On advice

When I’m overwhelmed, these pieces of advice – all three of them – make me feel better. Or, calmer, at the very least. You need them, too:

– One, from Kurt Vonnegut, in a letter to his daughter:

You’re learning now that you do not inhabit a solid, reliable, social structure – that the older you get people around you are worried, moody, goofy human beings who themselves were little kids only a few days ago. So home can fall apart and schools can fall apart, usually for childish reasons, and what have you got? A space wanderer named Nan.

And that’s okay. I’m a space wanderer named Kurt, and Jane’s a space wanderer named Jane, and so on. When things go well for days on end, it is an hilarious accident.

You’re dismayed at having lost a year, maybe, because the school fell apart. Well – I feel as though I’ve lost the years since Slaughterhouse-Five was published, but that’s malarky. Those years weren’t lost. They simply weren’t the way I’d planned them.

One, from Dave Eggers, on the important things in life:

What matters is that you do good work. What matters is that you produce things that are true and will stand. What matters is not the perception, nor the fashion, not who’s up and who’s down, but what someone has done and if they meant it. What matters is that you want to see and make and do, on as grand a scale as you want, regardless of what the tiny voices of tiny people say. It is a fuckload of work to be open-minded and generous and understanding and forgiving and accepting, but Christ, that is what matters. What matters is saying yes.

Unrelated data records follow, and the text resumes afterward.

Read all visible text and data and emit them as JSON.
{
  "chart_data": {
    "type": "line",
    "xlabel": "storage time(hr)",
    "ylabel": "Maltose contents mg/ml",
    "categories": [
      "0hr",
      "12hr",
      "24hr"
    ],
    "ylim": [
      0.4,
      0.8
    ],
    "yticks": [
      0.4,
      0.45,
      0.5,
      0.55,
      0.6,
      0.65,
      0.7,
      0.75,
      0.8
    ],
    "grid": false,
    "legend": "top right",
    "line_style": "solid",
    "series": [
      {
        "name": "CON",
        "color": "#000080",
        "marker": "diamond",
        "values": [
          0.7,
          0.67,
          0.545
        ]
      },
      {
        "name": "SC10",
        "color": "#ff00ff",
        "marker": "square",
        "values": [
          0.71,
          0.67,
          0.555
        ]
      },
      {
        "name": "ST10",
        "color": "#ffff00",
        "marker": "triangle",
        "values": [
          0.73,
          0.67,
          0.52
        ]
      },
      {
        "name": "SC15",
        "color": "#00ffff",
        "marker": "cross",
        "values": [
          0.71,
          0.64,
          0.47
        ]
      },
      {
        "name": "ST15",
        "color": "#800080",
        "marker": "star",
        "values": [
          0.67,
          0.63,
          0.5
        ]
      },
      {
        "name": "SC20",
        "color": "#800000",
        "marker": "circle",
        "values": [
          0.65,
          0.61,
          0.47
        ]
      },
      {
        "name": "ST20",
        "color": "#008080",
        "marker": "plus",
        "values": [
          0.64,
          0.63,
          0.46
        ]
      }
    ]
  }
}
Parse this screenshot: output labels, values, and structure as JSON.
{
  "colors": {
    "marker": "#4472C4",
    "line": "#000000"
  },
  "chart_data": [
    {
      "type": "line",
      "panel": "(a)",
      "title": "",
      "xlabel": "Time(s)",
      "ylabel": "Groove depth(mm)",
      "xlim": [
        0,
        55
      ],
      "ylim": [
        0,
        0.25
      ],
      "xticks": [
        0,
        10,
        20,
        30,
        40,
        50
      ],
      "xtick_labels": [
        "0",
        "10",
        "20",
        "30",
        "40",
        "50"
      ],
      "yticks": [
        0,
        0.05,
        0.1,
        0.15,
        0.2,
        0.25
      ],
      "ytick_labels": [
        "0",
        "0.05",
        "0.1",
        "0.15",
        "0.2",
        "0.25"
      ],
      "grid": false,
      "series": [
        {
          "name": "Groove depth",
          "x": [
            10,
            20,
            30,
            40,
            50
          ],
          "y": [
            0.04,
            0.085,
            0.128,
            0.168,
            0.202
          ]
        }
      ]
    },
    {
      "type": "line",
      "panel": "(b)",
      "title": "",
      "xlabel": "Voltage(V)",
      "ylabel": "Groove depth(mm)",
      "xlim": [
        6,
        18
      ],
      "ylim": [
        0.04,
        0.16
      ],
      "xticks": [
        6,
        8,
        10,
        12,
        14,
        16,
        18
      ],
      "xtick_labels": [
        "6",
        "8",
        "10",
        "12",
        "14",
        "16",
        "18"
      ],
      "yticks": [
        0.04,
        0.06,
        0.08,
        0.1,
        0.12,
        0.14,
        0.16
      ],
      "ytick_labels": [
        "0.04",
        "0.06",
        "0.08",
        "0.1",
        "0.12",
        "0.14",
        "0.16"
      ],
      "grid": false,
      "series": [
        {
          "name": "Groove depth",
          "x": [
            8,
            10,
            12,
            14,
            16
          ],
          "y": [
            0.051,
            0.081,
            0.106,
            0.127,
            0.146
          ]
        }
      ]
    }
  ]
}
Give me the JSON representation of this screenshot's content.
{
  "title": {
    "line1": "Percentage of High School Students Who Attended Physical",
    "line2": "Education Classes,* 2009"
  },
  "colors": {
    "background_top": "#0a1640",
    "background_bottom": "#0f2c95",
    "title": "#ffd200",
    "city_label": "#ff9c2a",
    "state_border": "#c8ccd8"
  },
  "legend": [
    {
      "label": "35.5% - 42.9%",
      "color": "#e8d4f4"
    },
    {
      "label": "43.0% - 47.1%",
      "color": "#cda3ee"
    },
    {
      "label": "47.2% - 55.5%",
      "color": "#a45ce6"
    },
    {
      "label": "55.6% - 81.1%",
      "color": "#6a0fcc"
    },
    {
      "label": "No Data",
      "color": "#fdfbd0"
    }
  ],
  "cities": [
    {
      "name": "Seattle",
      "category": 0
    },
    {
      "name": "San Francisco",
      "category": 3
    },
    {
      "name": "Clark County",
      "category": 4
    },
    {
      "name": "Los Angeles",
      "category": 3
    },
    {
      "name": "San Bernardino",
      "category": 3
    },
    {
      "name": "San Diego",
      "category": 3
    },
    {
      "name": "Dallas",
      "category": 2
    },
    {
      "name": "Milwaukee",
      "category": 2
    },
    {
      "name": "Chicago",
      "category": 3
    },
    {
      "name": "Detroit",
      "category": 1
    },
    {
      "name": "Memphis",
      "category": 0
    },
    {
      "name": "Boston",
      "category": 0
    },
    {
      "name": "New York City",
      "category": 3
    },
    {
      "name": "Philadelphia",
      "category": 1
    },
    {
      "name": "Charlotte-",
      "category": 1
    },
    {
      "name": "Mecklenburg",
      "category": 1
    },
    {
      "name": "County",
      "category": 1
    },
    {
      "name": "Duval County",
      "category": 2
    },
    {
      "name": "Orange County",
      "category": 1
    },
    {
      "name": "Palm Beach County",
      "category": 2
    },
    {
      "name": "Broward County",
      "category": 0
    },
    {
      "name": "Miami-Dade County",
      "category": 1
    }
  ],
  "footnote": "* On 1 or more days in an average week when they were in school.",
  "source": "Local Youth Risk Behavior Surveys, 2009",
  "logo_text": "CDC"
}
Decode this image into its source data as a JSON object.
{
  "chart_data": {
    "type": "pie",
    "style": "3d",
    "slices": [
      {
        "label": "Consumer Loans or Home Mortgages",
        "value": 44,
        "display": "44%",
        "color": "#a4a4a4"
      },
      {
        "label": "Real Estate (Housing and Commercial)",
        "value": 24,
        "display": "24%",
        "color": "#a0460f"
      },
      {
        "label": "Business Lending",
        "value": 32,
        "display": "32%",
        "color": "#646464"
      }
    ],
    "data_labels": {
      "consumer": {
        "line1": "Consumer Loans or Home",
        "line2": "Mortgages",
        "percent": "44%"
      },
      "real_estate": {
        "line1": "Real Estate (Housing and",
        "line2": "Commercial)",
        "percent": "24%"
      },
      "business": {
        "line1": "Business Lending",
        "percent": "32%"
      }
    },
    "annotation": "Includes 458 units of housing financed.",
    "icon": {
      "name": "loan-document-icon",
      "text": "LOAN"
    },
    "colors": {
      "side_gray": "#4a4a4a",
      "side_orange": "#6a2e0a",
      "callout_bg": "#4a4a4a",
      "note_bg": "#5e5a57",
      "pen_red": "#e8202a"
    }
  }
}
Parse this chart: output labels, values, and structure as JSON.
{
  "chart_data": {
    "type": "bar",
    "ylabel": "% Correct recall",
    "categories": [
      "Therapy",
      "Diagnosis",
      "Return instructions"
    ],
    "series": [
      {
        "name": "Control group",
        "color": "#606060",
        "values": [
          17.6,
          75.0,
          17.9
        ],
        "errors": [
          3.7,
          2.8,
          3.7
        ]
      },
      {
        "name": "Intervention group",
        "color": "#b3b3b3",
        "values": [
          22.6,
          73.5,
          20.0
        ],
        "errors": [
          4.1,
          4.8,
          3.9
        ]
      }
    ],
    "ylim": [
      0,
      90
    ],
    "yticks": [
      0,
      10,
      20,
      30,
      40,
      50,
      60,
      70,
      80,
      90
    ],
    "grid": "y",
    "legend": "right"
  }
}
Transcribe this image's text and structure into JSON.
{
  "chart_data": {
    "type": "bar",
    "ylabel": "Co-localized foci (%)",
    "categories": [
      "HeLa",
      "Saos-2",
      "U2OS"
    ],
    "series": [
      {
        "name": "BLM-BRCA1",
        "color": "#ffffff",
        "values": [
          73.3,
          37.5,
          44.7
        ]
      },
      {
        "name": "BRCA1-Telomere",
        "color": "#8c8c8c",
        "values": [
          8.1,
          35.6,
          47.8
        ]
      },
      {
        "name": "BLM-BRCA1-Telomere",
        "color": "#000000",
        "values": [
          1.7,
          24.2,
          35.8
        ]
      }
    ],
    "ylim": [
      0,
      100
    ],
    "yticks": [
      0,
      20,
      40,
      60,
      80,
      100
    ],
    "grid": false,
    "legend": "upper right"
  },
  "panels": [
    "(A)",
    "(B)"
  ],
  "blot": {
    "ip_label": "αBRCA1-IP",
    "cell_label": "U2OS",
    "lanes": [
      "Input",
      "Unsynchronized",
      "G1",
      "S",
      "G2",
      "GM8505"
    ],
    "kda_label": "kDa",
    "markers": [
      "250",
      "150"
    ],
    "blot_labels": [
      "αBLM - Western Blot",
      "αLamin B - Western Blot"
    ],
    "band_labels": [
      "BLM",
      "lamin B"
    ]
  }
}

And one, from an old professor. (Hi, Cutter. I do still have this.)

Don’t be afraid to fall in love with a person, a time period, a place. It’s a long world. Study the people as much as the books. I think it’s as helpful to know that Dickens had a wall-length mirror and he impersonated his characters in front of it, or that Hrabal’s entire writing career was inspired by a laundry tag that read: to remove some stains it may be necessary to destroy the material. In particular, once you’ve struck your genius, read their failures; then you’ll know where there’s work left to do. And find or make yourself a history, that’s what a lot of projects are. Start drawing lines between people, and start figuring out how those lines lead to you, and where they lead after you.

[Remember], reading is just a guided seeing. The most important thing, as you’ve heard me say a million times now, is that you never stop looking around and wondering what the hell is going on. If things don’t quite make sense, you’re headed in the right direction.